Qu'apporte l’utilisation de questionnaires à la pratique clinique ?
Pour répondre à cette question, il faut distinguer les différentes familles d’outils à notre disposition. Les questionnaires de dépistage visent à définir une probabilité pour une personne de présenter une perte auditive et permettent à des médecins, particulièrement les généralistes et les gériatres, d’adresser le patient à l’ORL pour un bilan auditif.
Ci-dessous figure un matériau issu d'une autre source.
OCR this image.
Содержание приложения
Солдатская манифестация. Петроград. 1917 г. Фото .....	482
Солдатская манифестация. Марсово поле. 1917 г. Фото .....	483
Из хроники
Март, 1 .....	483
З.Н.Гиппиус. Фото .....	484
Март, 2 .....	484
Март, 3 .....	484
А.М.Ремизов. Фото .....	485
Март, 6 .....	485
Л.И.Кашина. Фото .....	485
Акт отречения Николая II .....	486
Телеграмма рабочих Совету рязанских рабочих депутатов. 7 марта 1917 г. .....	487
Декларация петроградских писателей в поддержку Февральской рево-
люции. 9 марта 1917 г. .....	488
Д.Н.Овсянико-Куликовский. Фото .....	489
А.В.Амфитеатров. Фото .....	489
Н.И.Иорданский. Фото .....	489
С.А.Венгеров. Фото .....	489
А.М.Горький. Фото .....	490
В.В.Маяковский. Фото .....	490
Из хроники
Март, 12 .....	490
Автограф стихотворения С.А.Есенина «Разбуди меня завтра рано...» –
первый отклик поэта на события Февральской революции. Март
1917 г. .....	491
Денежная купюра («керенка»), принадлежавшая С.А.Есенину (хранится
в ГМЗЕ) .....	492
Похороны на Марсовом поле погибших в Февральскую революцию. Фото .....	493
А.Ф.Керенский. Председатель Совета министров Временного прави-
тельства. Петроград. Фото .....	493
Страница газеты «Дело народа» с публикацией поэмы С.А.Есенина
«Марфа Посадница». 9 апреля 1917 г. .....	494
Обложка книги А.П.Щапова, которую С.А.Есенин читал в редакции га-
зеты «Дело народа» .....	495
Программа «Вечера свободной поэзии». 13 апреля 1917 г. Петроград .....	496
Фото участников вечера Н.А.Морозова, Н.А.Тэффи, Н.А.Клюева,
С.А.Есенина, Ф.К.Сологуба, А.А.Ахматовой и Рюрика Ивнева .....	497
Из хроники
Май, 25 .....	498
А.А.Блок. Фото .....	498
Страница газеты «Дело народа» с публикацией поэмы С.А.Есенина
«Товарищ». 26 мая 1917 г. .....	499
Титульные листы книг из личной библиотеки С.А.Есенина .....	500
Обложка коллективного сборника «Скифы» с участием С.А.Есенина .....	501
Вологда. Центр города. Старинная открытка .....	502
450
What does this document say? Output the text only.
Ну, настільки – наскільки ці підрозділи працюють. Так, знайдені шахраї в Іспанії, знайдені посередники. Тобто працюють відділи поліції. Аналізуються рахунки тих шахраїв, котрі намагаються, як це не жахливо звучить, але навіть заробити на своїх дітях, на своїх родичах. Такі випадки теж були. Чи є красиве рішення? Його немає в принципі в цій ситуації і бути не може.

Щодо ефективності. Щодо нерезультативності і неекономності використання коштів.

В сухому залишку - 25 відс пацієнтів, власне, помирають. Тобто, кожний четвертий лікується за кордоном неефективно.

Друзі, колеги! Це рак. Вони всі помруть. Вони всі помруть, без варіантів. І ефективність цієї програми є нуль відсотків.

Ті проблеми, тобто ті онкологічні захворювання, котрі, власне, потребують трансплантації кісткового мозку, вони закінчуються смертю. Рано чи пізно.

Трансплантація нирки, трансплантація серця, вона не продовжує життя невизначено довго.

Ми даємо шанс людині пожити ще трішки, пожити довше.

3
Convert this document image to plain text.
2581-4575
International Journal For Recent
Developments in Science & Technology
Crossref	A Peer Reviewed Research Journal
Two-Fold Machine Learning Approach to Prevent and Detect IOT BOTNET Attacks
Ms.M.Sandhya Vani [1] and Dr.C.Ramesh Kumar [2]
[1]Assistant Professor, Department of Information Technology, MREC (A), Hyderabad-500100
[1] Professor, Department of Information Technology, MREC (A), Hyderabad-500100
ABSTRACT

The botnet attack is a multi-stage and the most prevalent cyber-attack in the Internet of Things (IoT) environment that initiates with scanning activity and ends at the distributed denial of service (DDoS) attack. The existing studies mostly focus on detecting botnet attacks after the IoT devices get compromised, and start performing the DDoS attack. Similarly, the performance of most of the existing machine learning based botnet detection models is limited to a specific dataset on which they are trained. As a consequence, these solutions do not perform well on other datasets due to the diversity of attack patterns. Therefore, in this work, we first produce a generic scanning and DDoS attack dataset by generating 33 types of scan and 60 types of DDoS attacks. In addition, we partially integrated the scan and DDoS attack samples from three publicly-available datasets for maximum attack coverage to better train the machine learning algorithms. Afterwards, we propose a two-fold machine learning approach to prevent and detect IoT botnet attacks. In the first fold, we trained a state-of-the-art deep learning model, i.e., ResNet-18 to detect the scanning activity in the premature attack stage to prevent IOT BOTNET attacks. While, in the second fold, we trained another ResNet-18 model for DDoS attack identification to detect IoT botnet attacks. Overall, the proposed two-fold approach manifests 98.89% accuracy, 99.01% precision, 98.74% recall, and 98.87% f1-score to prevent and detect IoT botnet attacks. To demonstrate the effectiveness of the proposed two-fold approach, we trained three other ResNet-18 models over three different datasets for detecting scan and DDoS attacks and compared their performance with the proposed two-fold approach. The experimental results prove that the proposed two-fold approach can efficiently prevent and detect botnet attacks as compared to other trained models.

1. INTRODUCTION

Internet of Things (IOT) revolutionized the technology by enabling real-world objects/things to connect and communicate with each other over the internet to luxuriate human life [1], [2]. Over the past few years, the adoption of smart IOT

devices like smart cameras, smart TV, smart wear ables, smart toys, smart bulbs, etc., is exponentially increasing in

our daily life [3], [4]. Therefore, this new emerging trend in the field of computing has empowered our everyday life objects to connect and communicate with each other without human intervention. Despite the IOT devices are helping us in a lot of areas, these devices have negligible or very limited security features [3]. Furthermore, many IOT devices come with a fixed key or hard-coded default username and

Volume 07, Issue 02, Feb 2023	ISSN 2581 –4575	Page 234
Les questionnaires de qualité de vie ont pour objet une compréhension plus complète des ressentis du patient et du retentissement social et émotionnel que la surdité provoque. Ils offrent une vision subjective et ne sont corrélés ni à l’audiométrie tonale ni à l’audiométrie dans le bruit, ce qui signifie qu’ils offrent une dimension supplémentaire quant aux conséquences de la surdité pour les patients. Aujourd’hui, on ne peut plus se permettre d’évaluer la réhabilitation auditive sans ces questionnaires et dans un futur proche, les pouvoirs publics en exigeront un avant et après appareillage.
Ces outils en lien avec la qualité de vie peuvent être spécifiques à l’audiologie mais on dispose également de questionnaires généraux, l’HUI3 étant le seul à intégrer quelques questions dédiées à l’audition. Les questionnaires généraux permettent des études médico-économiques et servent notamment pour les comparaisons avec d’autres types de réhabilitations. Notre service a par exemple utilisé le HUI3 dans une étude internationale multicentrique sur des implantés cochléaires âgés.
Dans un futur proche, les pouvoirs publics exigeront [l’administration d’un questionnaire] avant et après appareillage.
Quels sont les principaux questionnaires validés en français ?
Il y en a relativement peu. Trois questionnaires généraux sont validés en français, le HUI3, mentionné précédemment, le SF-36 et le EQ-5D. Pour ce qui est des outils spécifiques à l’audiologie, nous avons le HHIE-S (Screening du handicap auditif chez le sujet âgé) dont la validation et l’adaptation ont été réalisées par le service ORL du CHU de Bordeaux. Nous disposons également de questionnaires de qualité de vie. Le SSQ (Échelle de parole, audition spatiale et qualité de l’audition) tout d’abord, avec une version longue de 49 questions et une version courte de 15 items, elle aussi validée, ce qui n’est pas le cas des versions courtes britanniques existantes. C’est un questionnaire destiné aux personnes appareillées.
Pour les patients implantés, nous avons le CIQOL, dont mon service a validé la traduction française, qui fera prochainement l’objet d’un article, et pour lequel il nous reste encore à déterminer des données normées à partir d’un plus grand nombre de patients. Parallèlement, il existe un certain nombre d’outils dont la traduction n’est pas validée.
Faudrait-il valider plus de questionnaires en français ?
Nous disposons de suffisamment de questionnaires de qualité de vie donc je ne vois pas l’utilité d’en développer d’autres. Il ne faut pas oublier que la validation est un processus complexe et couteux, qui doit suivre une série de bonnes pratiques, notamment une adaptation culturelle afin d’assurer la bonne compréhension de toutes les questions par quesles patients quel que soit leur niveau socioculturel. Toutefois, nous manquons par exemple de questionnaires validés et spécifiques à l’effort d’écoute. Notre service travaille actuellement sur ce thème pour les implantés, l’outil demeurant encore à valider. Évaluer spécifiquement l’effort d’écoute est un complément de l’analyse de la qualité de vie car il est variable pour des patients présentant des résultats audiologiques similaires.
Qu’en est-il des domaines peu ou pas évalués, par exemple l’écoute de l’environnement naturel ou de la musique ? Faut-il disposer de questionnaires spécifiques à ces thèmes ?
Ce sont des dimensions intéressantes évidemment, peut-être plus pour les personnes appareillées que celles implantées qui ont des priorités plus axées sur la parole. Mais il faut prendre garde à ne pas surcharger le patient et le professionnel. Pour rendre ces aspects accessibles à la pratique clinique, ils pourraient être intégrés à d’autres questionnaires. L’utilisation de questionnaires dédiés à ces thèmes ne peut être aujourd’hui considérée que dans le cadre d’études cliniques.